Tell me how you were born and I will tell when you shall die
Does it sound weird if during the process of RNA synthesis, the timing of its death would be pre-determined? Given the ability of transcription to regulate translation, we hypothesized that also the timing of RNA degradation can be affected by the transcription process. To test this idea, we employed biochemical, genomic, and epi-transcriptomic approaches and demonstrated that mRNAs transcription of which has been compromised, tend to have shorter half-life. This effect was due to shortened poly(A) tail that, in turn, was affected by enhanced levels of m6A on these transcripts. However, quite contra-intuitively, we found that global impediment of transcription led to a dramatic stabilization of almost all (97%!) endogenous mRNAs. When we sought for a reason, we found that in these conditions, proteins that degrade mRNAs are repressed, which leads to a remarkable stabilization (T1/2 of >24 hours) of mRNAs. Therefore, both findings strongly indicated that cellular transcription can regulate mRNA degradation.

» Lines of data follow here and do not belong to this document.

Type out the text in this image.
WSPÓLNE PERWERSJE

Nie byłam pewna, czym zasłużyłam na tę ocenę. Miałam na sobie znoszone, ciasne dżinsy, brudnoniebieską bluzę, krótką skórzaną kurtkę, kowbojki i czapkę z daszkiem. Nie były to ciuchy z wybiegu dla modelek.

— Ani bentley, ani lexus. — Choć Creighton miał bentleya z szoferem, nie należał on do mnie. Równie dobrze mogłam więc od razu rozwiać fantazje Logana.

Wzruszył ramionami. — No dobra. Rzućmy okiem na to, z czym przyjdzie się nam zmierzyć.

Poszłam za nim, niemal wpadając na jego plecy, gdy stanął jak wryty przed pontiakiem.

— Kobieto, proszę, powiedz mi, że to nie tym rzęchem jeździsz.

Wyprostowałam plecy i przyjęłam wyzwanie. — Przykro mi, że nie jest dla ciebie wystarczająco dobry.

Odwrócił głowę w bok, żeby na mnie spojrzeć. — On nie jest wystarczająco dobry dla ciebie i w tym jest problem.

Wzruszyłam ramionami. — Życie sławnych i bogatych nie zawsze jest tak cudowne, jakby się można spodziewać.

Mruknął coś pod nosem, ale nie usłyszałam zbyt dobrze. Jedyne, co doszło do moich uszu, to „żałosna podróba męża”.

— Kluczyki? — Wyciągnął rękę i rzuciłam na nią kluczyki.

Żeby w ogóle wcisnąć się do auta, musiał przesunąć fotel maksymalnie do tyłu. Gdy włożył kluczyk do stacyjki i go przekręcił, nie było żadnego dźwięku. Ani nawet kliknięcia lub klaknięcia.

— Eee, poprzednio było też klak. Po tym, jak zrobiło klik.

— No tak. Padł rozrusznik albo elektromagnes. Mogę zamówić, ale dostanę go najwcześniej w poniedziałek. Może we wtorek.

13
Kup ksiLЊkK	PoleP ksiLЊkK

RNA regulation by SARS-CoV-2
Following the outbreak of COVID-19, we decided to help study the RNA regulation of SARS-CoV-2 to fight the pandemic. The genome of SARS-CoV-2 is a huge RNA molecule with a very complex regulation, and we wished to understand out how this virus promotes the expression of its own genes while inhibiting the host gene expression. We found that that the first expressed viral protein, NSP1, induces degradation of most mRNAs of its host, in parallel to boosting the expression of the viral transcripts. Searching for the element that protect viral mRNAs, we have identified a specific RNA element that protects viral transcripts and enhances their expression. This element is somewhat surprising: it simply lacks guanosines near the 5’cap structure, and following this simple rule allows even non-viral genes to be efficiently expressed in the presence of NSP1. Additionally, we found that the genomic version of 5’UTR of SARS-CoV-2 can mediate cap-independent protein translation, a feature that is common to multiple positive-stranded RNA viruses. Cumulatively, this study has unveiled a few “tricks” that help to repress host genes and boost the expression of viral transcripts.